[ardour-users] It is not loud enough

philicorda philicorda at ntlworld.com
Wed Oct 26 09:00:51 PDT 2005


On Wed, 2005-10-26 at 08:08 -0700, Kevin Cosgrove wrote:
> On 26 October 2005 at 10:18, "Brett W. McCoy" <idragosani at gmail.com> wrote:
> 
> > I'm having the opposite "problem" -- my stuff tends to be recorded
> > fairly hot and I have to bring the track levels down to prevent
> > overdriving the audio hardware. :-) Getting loud music in Ardour can
> > be done even before hitting the mastering stage.
> 
> I'm trying to increase the signal as much as possible during the
> recording phase.  The maximum peak indicators in the mixer window
> are really great for this.  But, what decibel level corresponds
> to clipping?  I notice that the mixer peak meters go quite a
> bit above 0dB.  Also, waveforms are shown in the editor window.
> What scale is the magnitude of those waveforms?  Would 0dB be
> the top/bottom of the editor stripe? Is it linearly scaled or
> logarithmicly scaled?  Knowing this will help me to achieve a
> maximum input level before clipping.

I would not worry about getting high recording levels to disk, as far as
getting a loud mix goes. It's much more about how you mix those tracks
once they are recorded.

If the mix is going to respond well to mastering anyway, then you could
export from ardour with the masters peaking at -24dbfs or whatever and
it will make no difference to the volume of the final master.

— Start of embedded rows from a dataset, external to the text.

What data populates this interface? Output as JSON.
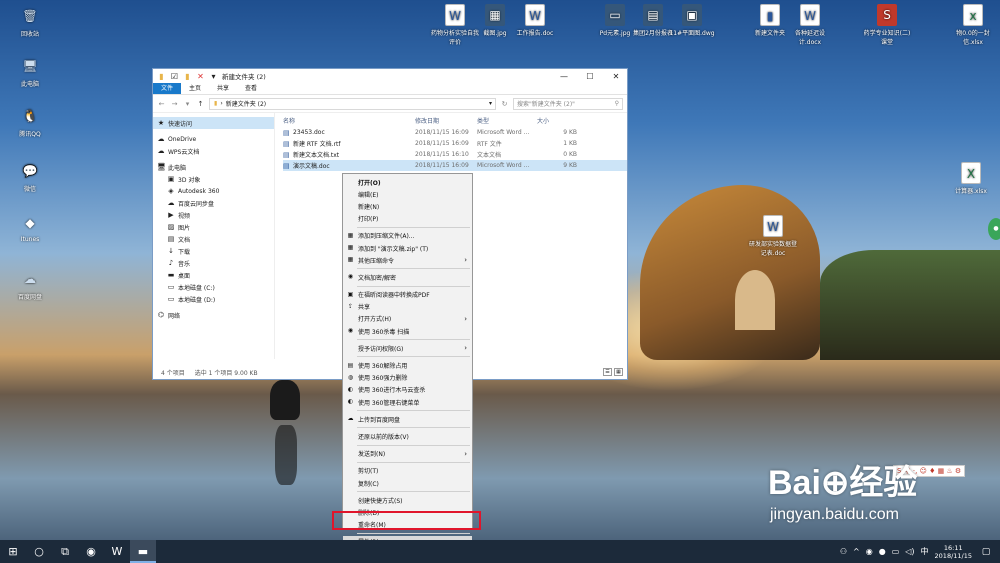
{
  "desktop": {
    "left_icons": [
      {
        "label": "回收站",
        "glyph": "🗑",
        "kind": "pc"
      },
      {
        "label": "此电脑",
        "glyph": "🖥",
        "kind": "pc"
      },
      {
        "label": "腾讯QQ",
        "glyph": "🐧",
        "kind": "qq"
      },
      {
        "label": "微信",
        "glyph": "💬",
        "kind": "qq"
      },
      {
        "label": "Itunes",
        "glyph": "◆",
        "kind": "qq"
      },
      {
        "label": "百度网盘",
        "glyph": "☁",
        "kind": "pc"
      }
    ],
    "top_icons": [
      {
        "label": "药物分析实验自我评价",
        "glyph": "W",
        "kind": "doc"
      },
      {
        "label": "截图.jpg",
        "glyph": "▦",
        "kind": "img"
      },
      {
        "label": "工作报告.doc",
        "glyph": "W",
        "kind": "doc"
      },
      {
        "label": "Pd元素.jpg",
        "glyph": "▭",
        "kind": "img"
      },
      {
        "label": "集团2月份报表",
        "glyph": "▤",
        "kind": "img"
      },
      {
        "label": "11#平面图.dwg",
        "glyph": "▣",
        "kind": "img"
      },
      {
        "label": "新建文件夹",
        "glyph": "▮",
        "kind": "doc"
      },
      {
        "label": "各种延迟设计.docx",
        "glyph": "W",
        "kind": "doc"
      },
      {
        "label": "药学专业知识(二)课堂",
        "glyph": "S",
        "kind": "app"
      },
      {
        "label": "物0.0的一封信.xlsx",
        "glyph": "x",
        "kind": "xls"
      }
    ],
    "right_icons": [
      {
        "label": "计算器.xlsx",
        "glyph": "X",
        "kind": "xls"
      },
      {
        "label": "研发部实验数据登记表.doc",
        "glyph": "W",
        "kind": "doc"
      }
    ]
  },
  "explorer": {
    "title": "新建文件夹 (2)",
    "ribbon_tabs": [
      "文件",
      "主页",
      "共享",
      "查看"
    ],
    "path": "新建文件夹 (2)",
    "search_placeholder": "搜索\"新建文件夹 (2)\"",
    "nav_items": [
      {
        "label": "快速访问",
        "icon": "★",
        "level": 1,
        "selected": true
      },
      {
        "label": "OneDrive",
        "icon": "☁",
        "level": 1
      },
      {
        "label": "WPS云文档",
        "icon": "☁",
        "level": 1
      },
      {
        "label": "此电脑",
        "icon": "🖥",
        "level": 1
      },
      {
        "label": "3D 对象",
        "icon": "▣",
        "level": 2
      },
      {
        "label": "Autodesk 360",
        "icon": "◈",
        "level": 2
      },
      {
        "label": "百度云同步盘",
        "icon": "☁",
        "level": 2
      },
      {
        "label": "视频",
        "icon": "▶",
        "level": 2
      },
      {
        "label": "图片",
        "icon": "▨",
        "level": 2
      },
      {
        "label": "文档",
        "icon": "▤",
        "level": 2
      },
      {
        "label": "下载",
        "icon": "↓",
        "level": 2
      },
      {
        "label": "音乐",
        "icon": "♪",
        "level": 2
      },
      {
        "label": "桌面",
        "icon": "▬",
        "level": 2
      },
      {
        "label": "本地磁盘 (C:)",
        "icon": "▭",
        "level": 2
      },
      {
        "label": "本地磁盘 (D:)",
        "icon": "▭",
        "level": 2
      },
      {
        "label": "网络",
        "icon": "⌬",
        "level": 1
      }
    ],
    "columns": [
      "名称",
      "修改日期",
      "类型",
      "大小"
    ],
    "files": [
      {
        "name": "23453.doc",
        "date": "2018/11/15 16:09",
        "type": "Microsoft Word ...",
        "size": "9 KB",
        "selected": false
      },
      {
        "name": "新建 RTF 文档.rtf",
        "date": "2018/11/15 16:09",
        "type": "RTF 文件",
        "size": "1 KB",
        "selected": false
      },
      {
        "name": "新建文本文档.txt",
        "date": "2018/11/15 16:10",
        "type": "文本文档",
        "size": "0 KB",
        "selected": false
      },
      {
        "name": "演示文稿.doc",
        "date": "2018/11/15 16:09",
        "type": "Microsoft Word ...",
        "size": "9 KB",
        "selected": true
      }
    ],
    "status": {
      "count": "4 个项目",
      "selected": "选中 1 个项目  9.00 KB"
    }
  },
  "context_menu": {
    "items": [
      {
        "label": "打开(O)",
        "bold": true
      },
      {
        "label": "编辑(E)"
      },
      {
        "label": "新建(N)"
      },
      {
        "label": "打印(P)"
      },
      {
        "sep": true
      },
      {
        "label": "添加到压缩文件(A)...",
        "icon": "▦"
      },
      {
        "label": "添加到 \"演示文稿.zip\" (T)",
        "icon": "▦"
      },
      {
        "label": "其他压缩命令",
        "icon": "▦",
        "submenu": true
      },
      {
        "sep": true
      },
      {
        "label": "文档加密/解密",
        "icon": "◉"
      },
      {
        "sep": true
      },
      {
        "label": "在福昕阅读器中转换成PDF",
        "icon": "▣"
      },
      {
        "label": "共享",
        "icon": "⇪"
      },
      {
        "label": "打开方式(H)",
        "submenu": true
      },
      {
        "label": "使用 360杀毒 扫描",
        "icon": "◉"
      },
      {
        "sep": true
      },
      {
        "label": "授予访问权限(G)",
        "submenu": true
      },
      {
        "sep": true
      },
      {
        "label": "使用 360解除占用",
        "icon": "▤"
      },
      {
        "label": "使用 360强力删除",
        "icon": "◍"
      },
      {
        "label": "使用 360进行木马云查杀",
        "icon": "◐"
      },
      {
        "label": "使用 360管理右键菜单",
        "icon": "◐"
      },
      {
        "sep": true
      },
      {
        "label": "上传到百度网盘",
        "icon": "☁"
      },
      {
        "sep": true
      },
      {
        "label": "还原以前的版本(V)"
      },
      {
        "sep": true
      },
      {
        "label": "发送到(N)",
        "submenu": true
      },
      {
        "sep": true
      },
      {
        "label": "剪切(T)"
      },
      {
        "label": "复制(C)"
      },
      {
        "sep": true
      },
      {
        "label": "创建快捷方式(S)"
      },
      {
        "label": "删除(D)"
      },
      {
        "label": "重命名(M)"
      },
      {
        "sep": true
      },
      {
        "label": "属性(R)",
        "highlight": true
      }
    ]
  },
  "watermark": {
    "brand": "Bai⊕经验",
    "url": "jingyan.baidu.com"
  },
  "ime_bar": {
    "text": "S 中 ·, ☺ ♦ ▦ ♨ ⚙"
  },
  "taskbar": {
    "items": [
      {
        "name": "start-button",
        "glyph": "⊞"
      },
      {
        "name": "search-button",
        "glyph": "○"
      },
      {
        "name": "task-view-button",
        "glyph": "⧉"
      },
      {
        "name": "chrome-taskbar-button",
        "glyph": "◉"
      },
      {
        "name": "word-taskbar-button",
        "glyph": "W"
      },
      {
        "name": "explorer-taskbar-button",
        "glyph": "▬",
        "active": true
      }
    ],
    "time": "16:11",
    "date": "2018/11/15"
  }
}
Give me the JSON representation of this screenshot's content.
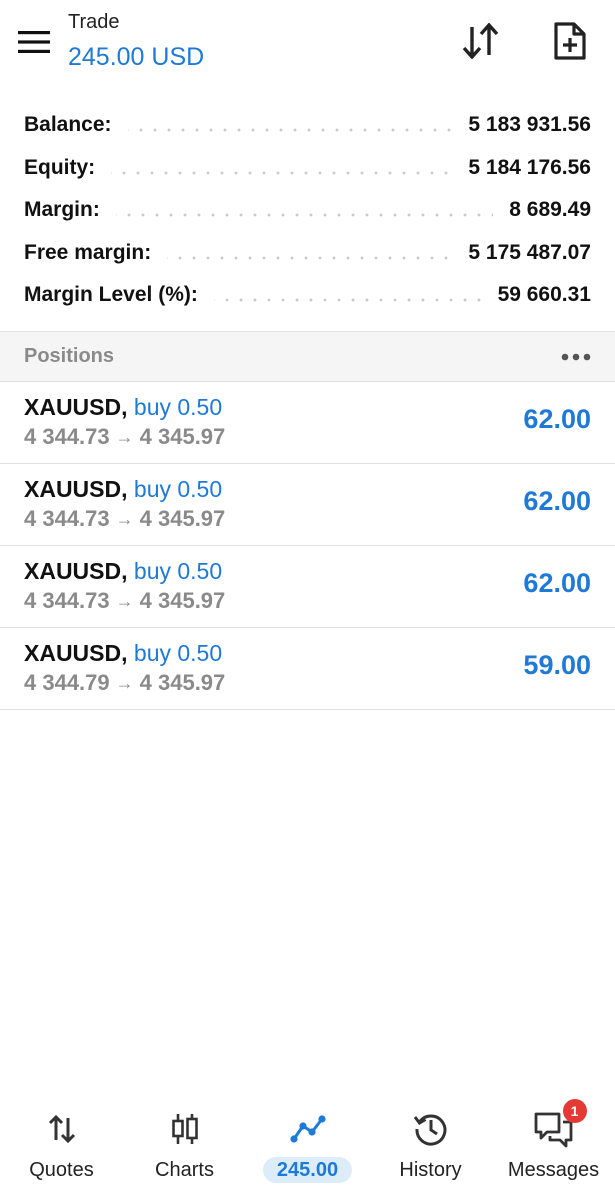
{
  "header": {
    "title": "Trade",
    "subtitle": "245.00 USD",
    "icons": {
      "menu": "hamburger-icon",
      "sort": "sort-arrows-icon",
      "new_order": "new-order-icon"
    }
  },
  "summary": [
    {
      "label": "Balance:",
      "value": "5 183 931.56"
    },
    {
      "label": "Equity:",
      "value": "5 184 176.56"
    },
    {
      "label": "Margin:",
      "value": "8 689.49"
    },
    {
      "label": "Free margin:",
      "value": "5 175 487.07"
    },
    {
      "label": "Margin Level (%):",
      "value": "59 660.31"
    }
  ],
  "positions": {
    "title": "Positions",
    "more_icon": "more-dots-icon",
    "items": [
      {
        "symbol": "XAUUSD",
        "separator": ",",
        "type": "buy 0.50",
        "open_price": "4 344.73",
        "arrow": "→",
        "current_price": "4 345.97",
        "profit": "62.00"
      },
      {
        "symbol": "XAUUSD",
        "separator": ",",
        "type": "buy 0.50",
        "open_price": "4 344.73",
        "arrow": "→",
        "current_price": "4 345.97",
        "profit": "62.00"
      },
      {
        "symbol": "XAUUSD",
        "separator": ",",
        "type": "buy 0.50",
        "open_price": "4 344.73",
        "arrow": "→",
        "current_price": "4 345.97",
        "profit": "62.00"
      },
      {
        "symbol": "XAUUSD",
        "separator": ",",
        "type": "buy 0.50",
        "open_price": "4 344.79",
        "arrow": "→",
        "current_price": "4 345.97",
        "profit": "59.00"
      }
    ]
  },
  "nav": {
    "items": [
      {
        "label": "Quotes",
        "icon": "quotes-arrows-icon"
      },
      {
        "label": "Charts",
        "icon": "candlestick-icon"
      },
      {
        "label": "245.00",
        "icon": "trade-line-icon",
        "active": true
      },
      {
        "label": "History",
        "icon": "history-clock-icon"
      },
      {
        "label": "Messages",
        "icon": "messages-icon",
        "badge": "1"
      }
    ]
  },
  "colors": {
    "accent": "#1e7ad6",
    "muted": "#8a8a8a",
    "badge": "#e53935",
    "active_pill": "#dcecf9"
  }
}
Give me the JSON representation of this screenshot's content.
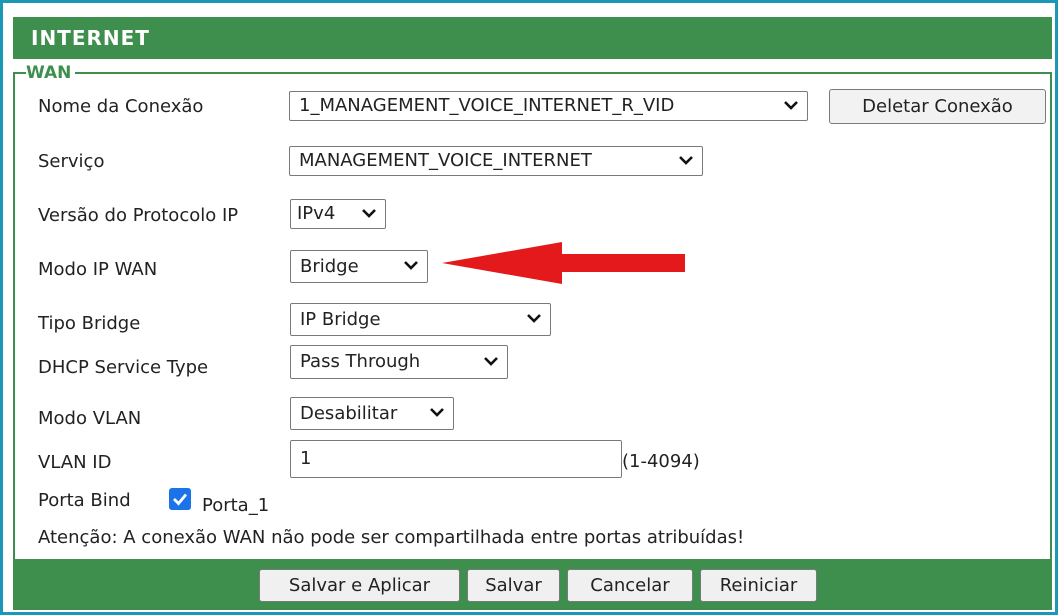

Also note that you can go way over 0db on an individual mixer channel or
groups output without clipping, as long as you pull the masters down so
your final outputs are not clipping. The internal headroom of Ardour is
enourmous. Watch out for clipping plugin's inputs though, as they may
not have the same headroom.

> 
> If it matters, I'm recording drums and have a soft limiter on
> each channel which I've set to just start activating at what I
> think the maximum recording level before clipping would be.

If the input clips, then it's clipped at the a/ds before the soft
limiter has a chance to lower the level.

Limiting/compressing individual tracks and sub mixes while mixing is a
good way to increase the rms of your final mix though.